Premier League tak pernah berhenti, apalagi tidur. Apabila diandaikan sebagai seorang pekerja, Premier League adalah seorang pekerja maniak lembur yang bekerja di kantor kecil—biasanya dibuat dari bekas peti kemas—di dekat Canning Town. Yang dia kerjakan cuma satu: mereka menyebar gosip transfer palsu murah untuk dibaca para penggemar sepakbola lewat ponsel setelah kita bangun dari tidur. Tujuannya agar kita ketagihan asupan dopamine dari Premier League—dan semakin terperangkap di dalamnya.

Videos by VICE

Contohnya? Banyak kok. Ini beberapa di antaranya yang beredar pagi ini saat naskah ini diturunkan. Laurent Koscielny dikabarkan akan pindah ke Aston Villa. Sementara, seperti yang diberitakan dalam artikel ini, Ravel Morrison bakal berlaga untuk satu kesebelasan di kawasan Lingkaran Arktik.

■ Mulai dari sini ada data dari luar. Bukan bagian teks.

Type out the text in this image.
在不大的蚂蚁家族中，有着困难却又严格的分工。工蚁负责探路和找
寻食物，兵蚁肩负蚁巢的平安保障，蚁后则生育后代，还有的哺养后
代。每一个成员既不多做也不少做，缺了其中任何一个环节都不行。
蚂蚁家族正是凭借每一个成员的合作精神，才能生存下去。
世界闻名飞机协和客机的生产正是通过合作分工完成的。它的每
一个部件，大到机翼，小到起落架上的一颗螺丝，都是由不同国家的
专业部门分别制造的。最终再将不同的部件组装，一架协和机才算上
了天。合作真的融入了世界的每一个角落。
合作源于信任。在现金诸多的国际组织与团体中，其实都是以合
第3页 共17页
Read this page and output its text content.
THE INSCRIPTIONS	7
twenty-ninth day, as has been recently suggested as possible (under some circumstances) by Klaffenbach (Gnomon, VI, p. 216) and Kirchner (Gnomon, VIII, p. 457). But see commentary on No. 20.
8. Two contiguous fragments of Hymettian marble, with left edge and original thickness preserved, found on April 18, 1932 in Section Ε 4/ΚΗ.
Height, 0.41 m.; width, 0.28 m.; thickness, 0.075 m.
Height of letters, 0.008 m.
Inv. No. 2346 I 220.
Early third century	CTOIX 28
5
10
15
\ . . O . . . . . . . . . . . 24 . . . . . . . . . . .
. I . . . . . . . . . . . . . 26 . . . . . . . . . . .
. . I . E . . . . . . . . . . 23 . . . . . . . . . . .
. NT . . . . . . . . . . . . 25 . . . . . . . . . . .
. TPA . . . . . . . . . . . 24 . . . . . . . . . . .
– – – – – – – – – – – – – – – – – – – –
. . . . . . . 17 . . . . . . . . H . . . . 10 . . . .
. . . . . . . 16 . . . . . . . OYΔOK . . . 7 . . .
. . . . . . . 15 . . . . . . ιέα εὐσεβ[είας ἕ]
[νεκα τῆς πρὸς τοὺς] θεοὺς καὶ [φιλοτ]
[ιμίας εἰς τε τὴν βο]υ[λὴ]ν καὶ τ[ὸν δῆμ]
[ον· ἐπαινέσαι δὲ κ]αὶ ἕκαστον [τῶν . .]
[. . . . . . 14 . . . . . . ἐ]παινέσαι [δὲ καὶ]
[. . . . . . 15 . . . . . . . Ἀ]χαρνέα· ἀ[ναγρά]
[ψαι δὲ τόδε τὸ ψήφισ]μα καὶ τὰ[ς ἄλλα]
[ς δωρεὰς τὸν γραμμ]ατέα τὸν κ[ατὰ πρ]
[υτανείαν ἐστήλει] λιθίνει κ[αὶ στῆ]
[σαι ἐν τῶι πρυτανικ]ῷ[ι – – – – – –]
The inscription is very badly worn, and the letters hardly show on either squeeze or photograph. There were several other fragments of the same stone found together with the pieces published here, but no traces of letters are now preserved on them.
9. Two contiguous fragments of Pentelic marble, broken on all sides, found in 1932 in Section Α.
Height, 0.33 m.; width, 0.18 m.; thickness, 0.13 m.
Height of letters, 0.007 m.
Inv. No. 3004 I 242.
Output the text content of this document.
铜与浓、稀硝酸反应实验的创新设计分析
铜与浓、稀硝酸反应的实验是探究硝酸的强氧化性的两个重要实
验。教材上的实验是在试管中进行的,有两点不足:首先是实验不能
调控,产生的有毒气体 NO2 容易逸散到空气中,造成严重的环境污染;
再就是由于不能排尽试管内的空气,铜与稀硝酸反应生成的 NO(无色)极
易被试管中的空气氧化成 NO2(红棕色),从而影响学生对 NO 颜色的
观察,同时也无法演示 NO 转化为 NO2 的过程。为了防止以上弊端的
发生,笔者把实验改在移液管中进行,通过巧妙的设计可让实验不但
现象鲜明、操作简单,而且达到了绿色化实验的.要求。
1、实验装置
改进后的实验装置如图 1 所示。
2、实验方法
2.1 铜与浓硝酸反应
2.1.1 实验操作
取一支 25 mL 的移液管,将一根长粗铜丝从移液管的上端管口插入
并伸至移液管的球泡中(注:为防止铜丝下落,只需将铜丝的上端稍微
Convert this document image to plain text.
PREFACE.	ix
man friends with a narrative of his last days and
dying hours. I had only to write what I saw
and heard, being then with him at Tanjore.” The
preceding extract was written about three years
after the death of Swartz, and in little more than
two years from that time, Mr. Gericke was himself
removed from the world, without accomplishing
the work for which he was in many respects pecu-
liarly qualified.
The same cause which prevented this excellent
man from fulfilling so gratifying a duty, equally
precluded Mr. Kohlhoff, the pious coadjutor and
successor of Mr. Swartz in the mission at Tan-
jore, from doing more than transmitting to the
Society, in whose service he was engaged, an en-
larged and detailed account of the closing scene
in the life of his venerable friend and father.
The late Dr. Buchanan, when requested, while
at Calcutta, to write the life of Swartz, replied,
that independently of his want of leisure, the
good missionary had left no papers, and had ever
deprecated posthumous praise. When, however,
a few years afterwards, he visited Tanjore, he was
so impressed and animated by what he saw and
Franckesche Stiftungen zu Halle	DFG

Kita harus ingat Jamal Lascelles baru saja menandatangani kontrak baru dengan Newcastle setelah makan sepotong pizza dengan pemilik The Magpies dan berpikir bahwa calon bosnya “orang yang asik,” jauh dari kesan seorang pengusaha yang senang mengeksploitasi buruh di perusahaannya. Noise atau berita-berita tak penting seperti ini kan yang wara-wiri di otakmu tiap hari? Akui saja. Tak usah malu. Toh dalam hal ini kita senasib sepenanggungan. Premier League dalam hidup para penggemar sepakbola itu mirip sampah plastik, banyak dan berserakan di mana-mana.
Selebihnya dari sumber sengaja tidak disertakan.